Cass. 1 9 ottobre 2008, Tedesco, RV 241888 secondo cui "non è consentita la concessione della liberazione anticipata in relazione a periodi trascorsi in liberazione condizionale").
Detta decisione ruota essenzialmente attorno al rilievo che la liberazione condizionale, pur essendo una forma di esecuzione della pena, dovrebbe comunque essere tenuta distinta "dalle misure alternative alla detenzione disciplinate dalle norme sull’ordinamento penitenziario e, segnatamente, dall’affidamento in prova al servizio sociale, durante il quale soltanto si protrae l’opera di rieducazione, la partecipazione alla quale costituisce criterio essenziale per la concessione della liberazione anticipata" e conferma se ne avrebbe proprio dal rilievo che il più volte citato art. 47, comma 12 bis non contiene alcun riferimento alla liberazione condizionale.

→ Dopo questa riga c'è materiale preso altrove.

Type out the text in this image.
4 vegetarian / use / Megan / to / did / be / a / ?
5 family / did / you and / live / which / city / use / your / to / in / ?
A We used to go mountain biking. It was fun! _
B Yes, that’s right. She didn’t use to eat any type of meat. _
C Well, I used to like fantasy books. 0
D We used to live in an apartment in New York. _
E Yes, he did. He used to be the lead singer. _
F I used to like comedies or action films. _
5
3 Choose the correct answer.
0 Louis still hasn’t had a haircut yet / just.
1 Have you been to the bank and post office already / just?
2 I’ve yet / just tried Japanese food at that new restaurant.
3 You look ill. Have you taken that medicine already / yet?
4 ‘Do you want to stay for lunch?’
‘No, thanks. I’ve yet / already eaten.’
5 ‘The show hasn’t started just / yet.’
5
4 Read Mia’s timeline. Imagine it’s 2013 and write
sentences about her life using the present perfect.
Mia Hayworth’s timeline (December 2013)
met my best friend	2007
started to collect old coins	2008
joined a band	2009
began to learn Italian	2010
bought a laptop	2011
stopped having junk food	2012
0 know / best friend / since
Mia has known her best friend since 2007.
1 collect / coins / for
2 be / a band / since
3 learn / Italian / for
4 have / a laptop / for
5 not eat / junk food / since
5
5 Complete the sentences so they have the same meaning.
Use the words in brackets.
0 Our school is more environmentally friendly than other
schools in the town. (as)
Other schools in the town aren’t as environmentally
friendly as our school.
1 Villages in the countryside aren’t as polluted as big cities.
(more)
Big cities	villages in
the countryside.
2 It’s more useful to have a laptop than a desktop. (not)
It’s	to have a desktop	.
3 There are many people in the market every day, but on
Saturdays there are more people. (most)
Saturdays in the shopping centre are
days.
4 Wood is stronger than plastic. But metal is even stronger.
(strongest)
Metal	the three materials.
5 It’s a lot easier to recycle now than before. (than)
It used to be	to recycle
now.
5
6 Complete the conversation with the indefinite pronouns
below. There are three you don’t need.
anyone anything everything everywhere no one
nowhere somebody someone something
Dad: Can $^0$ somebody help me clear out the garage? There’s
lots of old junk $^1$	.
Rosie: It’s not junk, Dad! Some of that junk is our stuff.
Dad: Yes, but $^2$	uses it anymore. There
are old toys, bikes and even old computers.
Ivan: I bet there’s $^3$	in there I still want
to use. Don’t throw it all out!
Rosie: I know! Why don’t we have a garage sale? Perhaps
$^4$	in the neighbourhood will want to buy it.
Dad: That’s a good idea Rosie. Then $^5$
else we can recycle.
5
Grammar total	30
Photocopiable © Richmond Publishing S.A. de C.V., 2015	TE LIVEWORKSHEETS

Dette affermazioni non possono, peraltro, essere condivise sia per le considerazioni sopra svolte sulla lenta ma inequivoca evoluzione della liberazione condizionale, sia per il fatto che, comunque, il citato art. 47, comma 12 bis, ha esplicitamente previsto la liberazione anticipata non per qualsiasi affidato ma per colui che abbia dato prova nel relativo periodo di un "concreto recupero sociale", specificazione che avvicina oltremodo (si potrebbe che dire che sostanzialmente assimila) questa figura di affidato a quella del liberato condizionale.
4. La decisione impugnata va, pertanto, annullata con rinvio, per nuovo esame, al Tribunale di sorveglianza di Roma che si atterrà, nella decisione della istanza, ai principi sopra indicati.
P.Q.M.
Annulla l’ordinanza impugnata e rinvia per nuovo esame al Tribunale di sorveglianza di Roma.

Testo non ufficiale. La sola stampa del dispositivo ufficiale ha carattere legale.